W końcu wstała jednak od stolika i zatrzymała taksówkę, by pojechać na lotnisko. Pozostawiała marzenia, Paryż, ale tylko dlatego, że przyrzekła sobie pewnego dnia tam powrócić. Nie wiedziała jedynie kiedy.
* * *
Jej lot był opóźniony trzy godziny. Mogłabym pospacerować sobie w tym czasie nad Sekwaną, pomyślała rozczarowana, siedząc na lotnisku Charles’a de Gaulle’a. Przez trzy godziny mogłam włóczyć się po Marais albo myszkować w Les Halles. A tymczasem tkwiła uwięziona na lotnisku, tak zatłoczonym podróżnymi, że nie mogła znaleźć miejsca do siedzenia. Gdy wreszcie znalazła się na pokładzie samolotu Air France, była wykończona i całkowicie skołowana. Wystarczyła lampka wina i posiłek, aby zapadła w głęboki sen.
Przebudziła się dopiero wtedy, gdy maszyna podchodziła do lądowania w Bostonie. Bolała ją głowa, a zachodzące słońce raziło w oczy. Ból głowy nasilił się jeszcze, gdy czekała na bagaż, patrząc na kolejne zjeżdżające z taśmy walizki i nie znajdując swojej. Stanęła w kolejce, by zgłosić zaginięcie bagażu, i czuła nieznośne pulsowanie w skroniach. Kiedy w końcu wsiadła do taksówki, mając tylko podręczną torbę, zapadł już zmrok i marzyła jedynie o gorącej kąpieli i solidnej dawce advilu. Osunęła się na siedzenie taksówki i znów zapadła w sen.
Zbudziło ją gwałtowne hamowanie.
– Co się tu dzieje? – usłyszała głos kierowcy.
Dźwignąwszy się, spojrzała zaczerwienionymi oczami na pulsujące niebieskie światła. Dopiero po chwili dotarło do niej, na co patrzy. Nagle zdała sobie sprawę, że skręcili w ulicę, przy której mieszka, i wyprostowała się raptownie, natychmiast przytomniejąc, przerażona tym, co ujrzała. Stały tam zaparkowane cztery radiowozy policyjne z Brookline. Migające na ich dachach światła przeszywały ciemność.
– Chyba coś się tu stało – oznajmił kierowca. – To pani ulica, tak?
– A tam jest mój dom. W połowie drogi.
– Gdzie stoją wszystkie radiowozy? Nie sądzę, żeby nas przepuścili.
Jakby na potwierdzenie jego słów podszedł do nich policjant, dając znak, by zawracali.
Taksówkarz wystawił głowę przez okno.
– Muszę wysadzić pasażerkę. Mieszka na tej ulicy.
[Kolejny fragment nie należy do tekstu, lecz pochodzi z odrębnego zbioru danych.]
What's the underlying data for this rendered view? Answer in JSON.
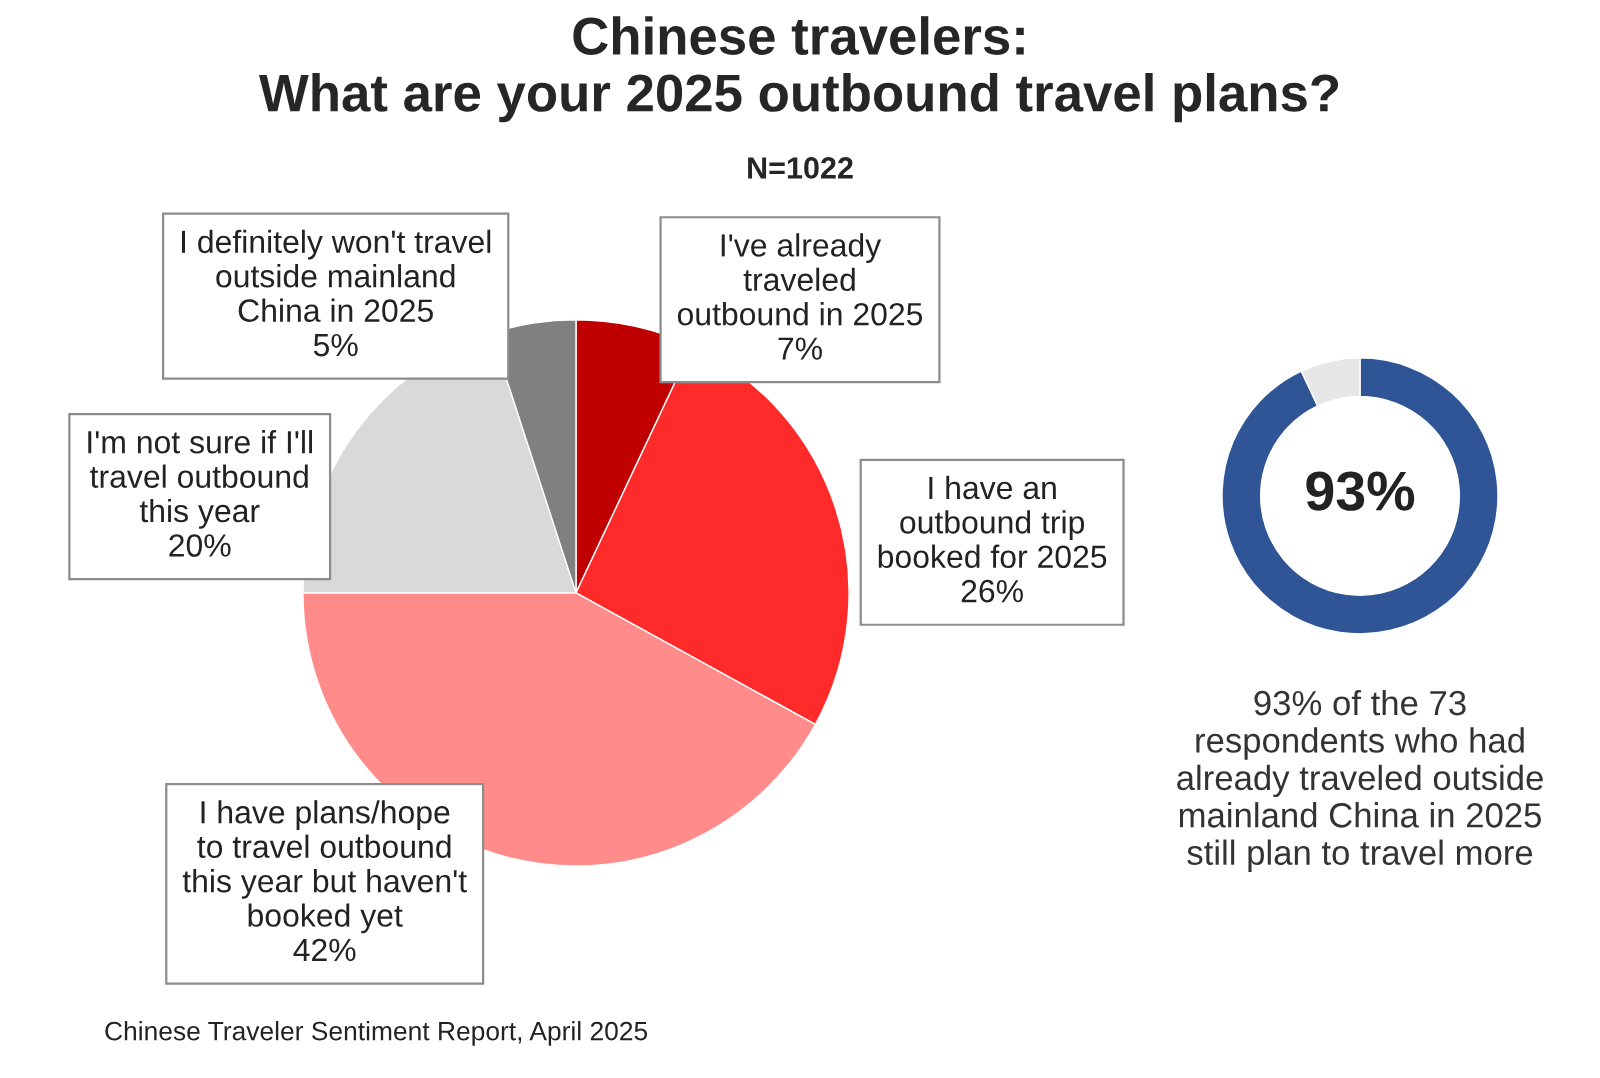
{
  "chart_data": [
    {
      "type": "pie",
      "title": "Chinese travelers:\nWhat are your 2025 outbound travel plans?",
      "subtitle": "N=1022",
      "categories": [
        "I've already\ntraveled\noutbound in 2025",
        "I have an\noutbound trip\nbooked for 2025",
        "I have plans/hope\nto travel outbound\nthis year but haven't\nbooked yet",
        "I'm not sure if I'll\ntravel outbound\nthis year",
        "I definitely won't travel\noutside mainland\nChina in 2025"
      ],
      "values": [
        7,
        26,
        42,
        20,
        5
      ],
      "colors": [
        "#c00000",
        "#ff2b2b",
        "#ff8b8b",
        "#d9d9d9",
        "#808080"
      ],
      "value_labels": [
        "7%",
        "26%",
        "42%",
        "20%",
        "5%"
      ],
      "annotations": [
        "Chinese Traveler Sentiment Report, April 2025"
      ]
    },
    {
      "type": "donut",
      "categories": [
        null,
        null
      ],
      "values": [
        93,
        7
      ],
      "colors": [
        "#2f5597",
        "#e7e6e6"
      ],
      "value_labels": [
        "93%",
        null
      ],
      "annotations": [
        "93% of the 73\nrespondents who had\nalready traveled outside\nmainland China in 2025\nstill plan to travel more"
      ]
    }
  ]
}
– Przykro mi, kolego. Cały kwartał jest otoczony kordonem.
Maura pochyliła się naprzód i powiedziała do kierowcy:
– Wysiądę tutaj.
Podała mu należność, chwyciła podręczną torbę i wysiadła z taksówki. Zaledwie kilka sekund wcześniej była odurzona i półprzytomna, ale teraz ciepła czerwcowa noc zdawała się pulsować napięciem. Ruszyła chodnikiem, czując narastający niepokój, w miarę jak zbliżała się do tłumu gapiów i obserwowała zaparkowane przed jej domem policyjne samochody. Czyżby coś się stało któremuś z jej sąsiadów? Przemknęły jej przez głowę różne straszne domysły. Samobójstwo. Morderstwo. Pomyślała o panu Telushkinie, samotnym inżynierze robotyku, który mieszkał obok. Czyż nie był wyraźnie przygnębiony, kiedy ostatnio go widziała? Pomyślała także o Lily i Susan, sąsiadkach z drugiej strony, dwóch prawniczkach lesbijkach, których działalność w obronie homoseksualistów narażała je na niebezpieczeństwo. Zauważyła jednak, że Lily i Susan stoją w tłumie, całe i zdrowe, zaczęła się więc martwić ponownie o pana Telushkina, którego nie widziała wśród gapiów.
Lily spojrzała w bok i zobaczyła Maurę. Nie pomachała jej, tylko gapiła się bez słowa, szturchając Susan. Susan odwróciła głowę i na widok Maury szeroko otworzyła usta. Teraz także inni sąsiedzi wpatrywali się w nią ze zdumieniem na twarzach.
Czemu tak na mnie patrzą? – zastanawiała się Maura. Co ja takiego zrobiłam?
– Doktor Isles? – spytał policjant z Brookline, przyglądając się jej. – To pani?
Co za głupie pytanie, pomyślała.
– Mieszkam w tamtym domu. Co się tu dzieje?